Relativamente al settore privato, per coloro che hanno maturato i requisiti previsti per la pensione “quota 100”: entro il 31.12.2018, il diritto alla decorrenza del trattamento pensionistico scatta dall’1.4.2019; dall’1.1.2019, il diritto decorre trascorsi 3 mesi dalla data di maturazione dei requisiti stessi. 

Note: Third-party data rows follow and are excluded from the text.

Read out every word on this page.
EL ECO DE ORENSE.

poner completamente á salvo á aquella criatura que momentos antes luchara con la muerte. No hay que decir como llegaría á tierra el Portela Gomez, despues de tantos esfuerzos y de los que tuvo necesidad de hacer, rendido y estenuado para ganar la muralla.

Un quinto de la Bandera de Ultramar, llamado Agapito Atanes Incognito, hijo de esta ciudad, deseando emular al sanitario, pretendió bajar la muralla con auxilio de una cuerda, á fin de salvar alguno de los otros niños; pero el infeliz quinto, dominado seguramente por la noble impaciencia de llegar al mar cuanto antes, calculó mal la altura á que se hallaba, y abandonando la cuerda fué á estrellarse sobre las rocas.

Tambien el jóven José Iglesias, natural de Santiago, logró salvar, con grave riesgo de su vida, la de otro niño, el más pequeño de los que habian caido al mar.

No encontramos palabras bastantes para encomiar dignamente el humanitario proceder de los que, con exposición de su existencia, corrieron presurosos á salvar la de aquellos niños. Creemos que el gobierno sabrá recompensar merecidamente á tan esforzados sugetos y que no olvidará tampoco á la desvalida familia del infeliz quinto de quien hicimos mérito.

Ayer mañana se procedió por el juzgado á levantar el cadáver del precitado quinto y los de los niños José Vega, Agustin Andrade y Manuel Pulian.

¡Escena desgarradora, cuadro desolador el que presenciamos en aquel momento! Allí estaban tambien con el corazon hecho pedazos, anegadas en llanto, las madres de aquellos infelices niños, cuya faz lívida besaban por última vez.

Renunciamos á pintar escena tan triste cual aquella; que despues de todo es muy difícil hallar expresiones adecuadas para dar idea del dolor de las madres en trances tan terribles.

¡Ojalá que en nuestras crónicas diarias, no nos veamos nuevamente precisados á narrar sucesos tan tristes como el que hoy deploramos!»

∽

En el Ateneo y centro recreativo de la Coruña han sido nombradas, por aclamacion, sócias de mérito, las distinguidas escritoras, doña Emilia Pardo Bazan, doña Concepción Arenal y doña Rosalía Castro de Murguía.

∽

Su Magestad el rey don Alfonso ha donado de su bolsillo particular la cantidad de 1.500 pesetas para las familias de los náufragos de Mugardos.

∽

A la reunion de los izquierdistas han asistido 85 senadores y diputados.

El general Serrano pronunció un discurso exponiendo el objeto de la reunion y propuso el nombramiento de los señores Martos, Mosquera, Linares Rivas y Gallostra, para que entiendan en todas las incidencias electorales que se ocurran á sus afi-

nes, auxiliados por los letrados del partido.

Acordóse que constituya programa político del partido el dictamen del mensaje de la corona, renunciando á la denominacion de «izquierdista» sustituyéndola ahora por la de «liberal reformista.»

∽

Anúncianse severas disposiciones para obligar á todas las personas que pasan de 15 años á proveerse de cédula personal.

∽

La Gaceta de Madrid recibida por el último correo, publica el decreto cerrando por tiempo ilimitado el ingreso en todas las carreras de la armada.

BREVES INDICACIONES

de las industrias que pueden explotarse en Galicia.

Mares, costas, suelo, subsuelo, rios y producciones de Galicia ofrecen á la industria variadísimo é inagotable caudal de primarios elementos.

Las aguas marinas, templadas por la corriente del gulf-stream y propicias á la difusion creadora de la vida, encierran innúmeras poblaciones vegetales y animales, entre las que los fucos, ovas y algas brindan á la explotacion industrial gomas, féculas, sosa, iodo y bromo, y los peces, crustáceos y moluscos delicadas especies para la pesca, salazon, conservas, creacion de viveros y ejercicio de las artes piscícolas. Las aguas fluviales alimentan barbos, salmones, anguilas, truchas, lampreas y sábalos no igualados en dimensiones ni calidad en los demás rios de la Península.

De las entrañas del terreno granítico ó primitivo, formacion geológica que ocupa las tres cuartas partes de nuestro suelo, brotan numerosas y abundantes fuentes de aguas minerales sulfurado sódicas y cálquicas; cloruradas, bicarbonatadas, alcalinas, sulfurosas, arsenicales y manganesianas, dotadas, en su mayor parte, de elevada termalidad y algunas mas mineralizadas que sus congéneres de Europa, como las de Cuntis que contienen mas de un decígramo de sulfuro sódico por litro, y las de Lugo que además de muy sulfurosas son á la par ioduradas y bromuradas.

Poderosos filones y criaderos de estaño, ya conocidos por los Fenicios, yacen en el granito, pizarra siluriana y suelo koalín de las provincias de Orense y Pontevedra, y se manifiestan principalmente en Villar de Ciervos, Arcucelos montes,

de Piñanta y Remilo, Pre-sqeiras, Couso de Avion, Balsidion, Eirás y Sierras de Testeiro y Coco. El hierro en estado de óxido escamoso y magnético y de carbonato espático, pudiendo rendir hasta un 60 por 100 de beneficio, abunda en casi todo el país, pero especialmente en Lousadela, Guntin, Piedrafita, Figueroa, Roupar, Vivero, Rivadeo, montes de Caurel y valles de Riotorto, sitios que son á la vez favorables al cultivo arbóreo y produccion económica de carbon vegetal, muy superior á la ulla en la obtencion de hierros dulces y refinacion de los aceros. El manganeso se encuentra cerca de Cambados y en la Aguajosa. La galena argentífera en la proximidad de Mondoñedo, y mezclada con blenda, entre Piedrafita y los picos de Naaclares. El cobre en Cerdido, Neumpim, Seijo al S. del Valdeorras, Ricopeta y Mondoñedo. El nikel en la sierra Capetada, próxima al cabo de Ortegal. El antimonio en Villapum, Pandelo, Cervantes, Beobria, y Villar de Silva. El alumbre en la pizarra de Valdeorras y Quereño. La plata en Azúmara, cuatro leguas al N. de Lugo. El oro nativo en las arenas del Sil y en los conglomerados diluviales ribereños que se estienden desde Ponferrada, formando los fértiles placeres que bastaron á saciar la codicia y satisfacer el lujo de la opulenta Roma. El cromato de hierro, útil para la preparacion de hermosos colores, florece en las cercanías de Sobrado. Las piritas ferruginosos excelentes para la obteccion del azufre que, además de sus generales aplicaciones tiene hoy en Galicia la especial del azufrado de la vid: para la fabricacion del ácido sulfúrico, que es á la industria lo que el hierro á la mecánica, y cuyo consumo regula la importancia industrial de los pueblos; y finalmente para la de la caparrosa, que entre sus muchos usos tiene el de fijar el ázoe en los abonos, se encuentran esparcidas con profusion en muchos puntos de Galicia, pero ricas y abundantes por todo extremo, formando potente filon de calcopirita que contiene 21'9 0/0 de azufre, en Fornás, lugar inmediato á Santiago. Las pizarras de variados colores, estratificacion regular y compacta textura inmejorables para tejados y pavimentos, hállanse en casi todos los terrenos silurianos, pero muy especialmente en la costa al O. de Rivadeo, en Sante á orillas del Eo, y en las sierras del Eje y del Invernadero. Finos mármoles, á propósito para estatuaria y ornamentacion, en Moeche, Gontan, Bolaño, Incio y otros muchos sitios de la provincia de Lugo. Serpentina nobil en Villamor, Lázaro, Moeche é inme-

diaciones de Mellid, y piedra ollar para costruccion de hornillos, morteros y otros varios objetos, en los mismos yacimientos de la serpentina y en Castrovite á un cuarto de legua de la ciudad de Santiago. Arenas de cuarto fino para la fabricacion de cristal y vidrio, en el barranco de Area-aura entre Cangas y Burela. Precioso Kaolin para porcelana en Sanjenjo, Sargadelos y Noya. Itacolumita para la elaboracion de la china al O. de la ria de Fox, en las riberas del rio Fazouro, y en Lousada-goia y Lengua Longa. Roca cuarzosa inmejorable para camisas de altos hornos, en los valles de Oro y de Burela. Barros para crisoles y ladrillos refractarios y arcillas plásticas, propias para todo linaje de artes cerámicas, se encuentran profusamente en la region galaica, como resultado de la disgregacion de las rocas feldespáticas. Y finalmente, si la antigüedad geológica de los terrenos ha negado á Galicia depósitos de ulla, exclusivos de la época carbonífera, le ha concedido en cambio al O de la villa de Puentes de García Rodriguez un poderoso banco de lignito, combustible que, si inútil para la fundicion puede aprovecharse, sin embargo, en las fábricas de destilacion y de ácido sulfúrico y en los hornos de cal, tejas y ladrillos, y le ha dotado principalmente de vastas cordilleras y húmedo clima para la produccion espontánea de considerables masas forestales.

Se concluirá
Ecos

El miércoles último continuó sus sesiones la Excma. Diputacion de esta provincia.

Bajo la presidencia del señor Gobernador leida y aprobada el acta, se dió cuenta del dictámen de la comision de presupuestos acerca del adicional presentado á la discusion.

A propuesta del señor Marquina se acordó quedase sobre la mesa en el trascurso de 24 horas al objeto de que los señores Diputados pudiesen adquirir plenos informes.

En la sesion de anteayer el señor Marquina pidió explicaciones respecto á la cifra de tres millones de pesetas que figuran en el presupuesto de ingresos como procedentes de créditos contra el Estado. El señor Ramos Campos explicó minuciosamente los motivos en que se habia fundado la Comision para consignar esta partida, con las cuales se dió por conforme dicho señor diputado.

Diversamente, i dipendenti delle pubbliche amministrazioni che maturano i requisiti previsti: entro il 29.1.2019, conseguono il diritto alla decorrenza del trattamento pensionistico “quota 100” dall’1.8.2019, previa presentazione della domanda di collocamento a riposo con un preavviso di 6 mesi; successivamente al 29.1.2019, il diritto alla decorrenza del trattamento pensionistico scatta trascorsi 6 mesi dalla data di maturazione dei requisiti stessi e comunque non prima dell’1.8.2019, sempre previa presentazione della domanda di collocamento a riposo con un preavviso di 6 mesi. 

E’ giusto ricordare, sempre in ambito di pubblico impiego, che il provvedimento in esame prevede per i dipendenti del comparto Scuola l’applicazione della c.d. “finestra unica annuale”(riferimento all’art. 59 co. 9 della L. 449/97).